It was Sunday evening. I hadn’t been feeling well, so I was sitting in the comfy chair in the living room with Percy cat on my lap, doing some journal writing and some reading. My list of projects and tasks sat nearby, and I was feeling some vague guilt for not making more progress. Sure, it was still the weekend, but I knew Monday would be busy, and that there was a lot to do this week.
Anyway, I picked up a book that I’ve been working my way through slowly. It’s a fantastic book, actually, The Not So Big Life: Making Room for What Really Matters by Sarah Susanka. It has in-depth exercises, and I want to make room to actually do them, thus the slow and deliberate read. It’s taking a while to get going. But what I read there was exactly what I needed to hear in that moment.
Perhaps you do, too.
“Whenever we engage in a project, we perceive that project as being something out there in the world, something outside ourselves. But when our to-do list is running us instead of serving as a management aid, it’s a flag that we’ve lost sight of the inspiration and vision behind what we’re doing. Although it seems that the point lies in the successful completion of the project, in fact the only reason for doing it is to be fully engaged in the experience, so that we can learn more about who we truly are.
“If we are trying to accomplish a project by frenetically racing around in a vain attempt to get everything done, the results will embody that frantic energy.
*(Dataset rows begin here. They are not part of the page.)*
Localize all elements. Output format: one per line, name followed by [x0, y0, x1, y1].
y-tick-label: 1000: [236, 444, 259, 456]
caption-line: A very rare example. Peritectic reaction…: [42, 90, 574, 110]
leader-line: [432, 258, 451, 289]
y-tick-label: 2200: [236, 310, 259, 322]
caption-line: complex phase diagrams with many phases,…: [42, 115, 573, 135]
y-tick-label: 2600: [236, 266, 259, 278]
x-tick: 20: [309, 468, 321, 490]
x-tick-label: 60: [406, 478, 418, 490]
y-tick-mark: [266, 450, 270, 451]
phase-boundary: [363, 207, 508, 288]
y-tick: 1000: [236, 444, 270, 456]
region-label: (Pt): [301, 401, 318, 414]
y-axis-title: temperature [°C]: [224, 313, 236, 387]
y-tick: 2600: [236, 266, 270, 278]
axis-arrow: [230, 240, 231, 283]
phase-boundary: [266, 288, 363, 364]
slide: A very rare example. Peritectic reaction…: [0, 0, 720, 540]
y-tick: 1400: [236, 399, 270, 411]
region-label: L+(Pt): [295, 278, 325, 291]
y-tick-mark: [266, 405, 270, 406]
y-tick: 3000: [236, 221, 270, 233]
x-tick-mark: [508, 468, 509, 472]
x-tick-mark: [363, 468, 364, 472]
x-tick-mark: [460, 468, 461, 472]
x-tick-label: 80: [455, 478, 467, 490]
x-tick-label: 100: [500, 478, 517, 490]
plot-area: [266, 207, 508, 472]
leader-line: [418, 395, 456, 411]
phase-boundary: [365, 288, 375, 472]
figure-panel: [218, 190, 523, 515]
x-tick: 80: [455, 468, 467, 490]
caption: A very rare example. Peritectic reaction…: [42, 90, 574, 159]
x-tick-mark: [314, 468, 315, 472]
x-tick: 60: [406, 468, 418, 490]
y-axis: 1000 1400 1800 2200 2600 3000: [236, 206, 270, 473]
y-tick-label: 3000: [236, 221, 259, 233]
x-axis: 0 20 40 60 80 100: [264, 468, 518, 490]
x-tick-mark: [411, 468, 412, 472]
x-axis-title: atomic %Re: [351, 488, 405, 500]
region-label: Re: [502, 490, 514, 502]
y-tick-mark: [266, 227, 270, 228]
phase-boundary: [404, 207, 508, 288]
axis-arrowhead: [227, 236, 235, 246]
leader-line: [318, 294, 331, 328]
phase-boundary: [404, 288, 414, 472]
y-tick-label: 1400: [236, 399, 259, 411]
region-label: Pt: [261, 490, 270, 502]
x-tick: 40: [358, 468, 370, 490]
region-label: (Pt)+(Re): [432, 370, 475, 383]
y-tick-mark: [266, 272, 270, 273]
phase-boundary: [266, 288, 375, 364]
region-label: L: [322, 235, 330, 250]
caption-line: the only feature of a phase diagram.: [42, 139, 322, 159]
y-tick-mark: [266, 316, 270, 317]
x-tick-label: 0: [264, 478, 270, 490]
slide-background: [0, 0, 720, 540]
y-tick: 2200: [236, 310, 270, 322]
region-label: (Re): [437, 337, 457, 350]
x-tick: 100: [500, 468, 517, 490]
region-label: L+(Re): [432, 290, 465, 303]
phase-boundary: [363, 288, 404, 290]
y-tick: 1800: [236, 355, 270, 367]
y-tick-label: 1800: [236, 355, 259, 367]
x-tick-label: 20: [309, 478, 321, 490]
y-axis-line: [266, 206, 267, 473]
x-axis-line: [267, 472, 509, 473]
But if we return to our original vision and hold that clearly in heart and mind as we engage each moment fully, the completed project will be an embodiment of this much more authentic expression of ourselves. This is the only way for something to be truly effective.
“In other words, the point isn’t the project itself. The point is to learn as much as we possibly can about ourselves, who we are now, and who we are becoming through the process of accomplishing the task at hand. As we engage in our project – our act of creation – there’s an incredible kind of nutrition available in the experiencing of every moment as the results come into being. That’s the only reason for doing anything.”
Wow. In my case, this means that procrastinating or rushing through the revisions of our novel, in order to get started on a new writing project, doesn’t make sense. It not only doesn’t serve the project itself, but it also moves away from my own growth and learning, and the deeper questions I was engaging by choosing the project to begin with. Having read this quote, I’m now viewing the revision and editing process from a whole new space, one of excitement and creativity.
Can you think of projects in your life where this advice applies? How does it affect your view of those creations? What is the bigger picture of your life, and the things you’re committed to right now?